Suddenly, he heard a sound, footsteps on stairs. He raced across the room to the door and turned a key and heard the lock click. He heard the footsteps approach the door on the other side. The doorknob turned, once at first, then twice in surprise, then insistently it began to rattle. Skyler bounded across the room, leapt onto the counter and pushed the bottom of the window. It opened out and he heard the raindrops smacking against the glass. He threw the knife outside, jumped headfirst into the window, held himself in place by his elbows, and wriggled upward. His feet swung wildly and struck the IV stanchion and sent it smashing to the floor. He squeezed harder, and suddenly he was outside in the pouring rain. On his knees, he looked back through the open window and saw the body lying in the cone of light. He pulled away just as the door cracked open with a tearing sound, an instant too soon to see who was there. He picked up the knife and ran, holding it upright, through the rain.

He decided to head north toward the forest, but he had to make one stop first. He burst into the lecture hall, empty and darkened in shadows, and ran up the central aisle to the podium. He stood before the portrait of Dr.

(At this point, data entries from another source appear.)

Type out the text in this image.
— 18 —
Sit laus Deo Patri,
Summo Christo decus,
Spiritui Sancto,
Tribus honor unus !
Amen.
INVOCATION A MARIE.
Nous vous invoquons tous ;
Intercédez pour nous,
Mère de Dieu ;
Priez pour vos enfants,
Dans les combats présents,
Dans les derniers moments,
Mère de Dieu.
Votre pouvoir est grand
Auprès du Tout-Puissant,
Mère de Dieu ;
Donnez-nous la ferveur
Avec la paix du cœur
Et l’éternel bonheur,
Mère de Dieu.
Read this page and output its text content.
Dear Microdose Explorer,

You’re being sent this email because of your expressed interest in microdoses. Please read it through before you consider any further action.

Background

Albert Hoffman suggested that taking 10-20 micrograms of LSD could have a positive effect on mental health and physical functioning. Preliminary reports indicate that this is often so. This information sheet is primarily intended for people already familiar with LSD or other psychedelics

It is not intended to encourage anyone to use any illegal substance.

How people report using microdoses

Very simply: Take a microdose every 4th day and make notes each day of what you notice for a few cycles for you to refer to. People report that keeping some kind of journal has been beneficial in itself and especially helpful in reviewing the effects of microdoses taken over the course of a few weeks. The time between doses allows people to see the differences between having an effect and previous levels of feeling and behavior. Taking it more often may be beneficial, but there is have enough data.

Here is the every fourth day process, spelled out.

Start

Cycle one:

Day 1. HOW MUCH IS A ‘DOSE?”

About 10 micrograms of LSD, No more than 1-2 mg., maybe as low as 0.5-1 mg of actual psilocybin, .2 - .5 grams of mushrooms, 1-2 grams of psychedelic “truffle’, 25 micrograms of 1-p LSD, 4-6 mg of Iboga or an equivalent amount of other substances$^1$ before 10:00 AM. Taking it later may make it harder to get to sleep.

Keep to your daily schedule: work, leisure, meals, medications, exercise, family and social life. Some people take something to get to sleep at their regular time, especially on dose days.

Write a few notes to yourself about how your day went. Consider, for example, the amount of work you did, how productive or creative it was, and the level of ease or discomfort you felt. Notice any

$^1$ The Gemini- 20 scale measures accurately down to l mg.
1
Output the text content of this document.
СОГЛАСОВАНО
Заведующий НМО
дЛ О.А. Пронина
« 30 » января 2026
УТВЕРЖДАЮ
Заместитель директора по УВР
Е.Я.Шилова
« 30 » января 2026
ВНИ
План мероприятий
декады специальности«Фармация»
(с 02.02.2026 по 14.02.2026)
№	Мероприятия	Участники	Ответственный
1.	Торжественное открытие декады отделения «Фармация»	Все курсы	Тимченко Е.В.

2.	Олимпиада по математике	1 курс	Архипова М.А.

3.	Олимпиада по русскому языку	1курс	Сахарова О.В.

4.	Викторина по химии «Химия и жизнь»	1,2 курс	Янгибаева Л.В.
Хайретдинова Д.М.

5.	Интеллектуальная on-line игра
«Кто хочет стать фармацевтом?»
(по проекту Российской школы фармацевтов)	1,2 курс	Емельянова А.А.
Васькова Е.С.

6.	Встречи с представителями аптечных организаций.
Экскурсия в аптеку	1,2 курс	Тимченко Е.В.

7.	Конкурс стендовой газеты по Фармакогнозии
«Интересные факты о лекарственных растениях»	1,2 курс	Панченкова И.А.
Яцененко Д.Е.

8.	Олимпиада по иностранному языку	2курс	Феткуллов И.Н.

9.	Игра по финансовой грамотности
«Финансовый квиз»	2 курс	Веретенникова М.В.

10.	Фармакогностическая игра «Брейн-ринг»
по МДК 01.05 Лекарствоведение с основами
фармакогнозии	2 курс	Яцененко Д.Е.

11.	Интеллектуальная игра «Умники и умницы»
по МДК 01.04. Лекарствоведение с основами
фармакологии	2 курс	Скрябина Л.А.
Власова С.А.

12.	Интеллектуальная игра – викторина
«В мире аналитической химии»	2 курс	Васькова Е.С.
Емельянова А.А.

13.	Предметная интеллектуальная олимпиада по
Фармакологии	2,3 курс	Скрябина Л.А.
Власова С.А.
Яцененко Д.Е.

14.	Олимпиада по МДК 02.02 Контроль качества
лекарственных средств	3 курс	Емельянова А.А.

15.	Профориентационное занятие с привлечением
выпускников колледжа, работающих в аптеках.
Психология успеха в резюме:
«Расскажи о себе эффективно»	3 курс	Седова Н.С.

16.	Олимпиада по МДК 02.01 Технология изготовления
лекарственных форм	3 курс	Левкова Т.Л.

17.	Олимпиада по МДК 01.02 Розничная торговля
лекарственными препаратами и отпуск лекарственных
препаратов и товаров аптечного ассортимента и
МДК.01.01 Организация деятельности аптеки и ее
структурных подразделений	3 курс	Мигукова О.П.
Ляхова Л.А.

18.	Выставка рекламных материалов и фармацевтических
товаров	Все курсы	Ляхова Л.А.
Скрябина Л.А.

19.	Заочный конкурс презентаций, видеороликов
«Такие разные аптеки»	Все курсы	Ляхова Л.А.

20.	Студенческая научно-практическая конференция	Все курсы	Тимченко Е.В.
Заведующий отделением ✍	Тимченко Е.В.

Rincon, staring for a moment at the distant, familiar, unknowable face. Then he raised the knife and plunged it through the glass, smashing it and sending shards raining upon the floor. The blade went in deep, up to the hilt, and he pulled it out. Before he turned to run back outside, he noticed that a trickle of red blood—her blood—had spread on the black and white photograph. It looked as if the good doctor had taken a fatal blow right in the center of his chest.

If only it were true!

Chapter 6

Jesus Christ! Jude muttered to himself as he walked down York Avenue on his way to the interview.

An hour earlier, the city editor himself, no less, had used the loudspeaker to summon him to the city desk. This was a particularly denigrating way of handing out an assignment, perfected by the Mirror over generations of abusing employees. It compelled the reporter to walk past rows of competitors who wished him failure or ridicule — or, in many cases, both.

"Dead man walking," muttered a forty-year-old rewrite man out of the side of his mouth as Jude passed.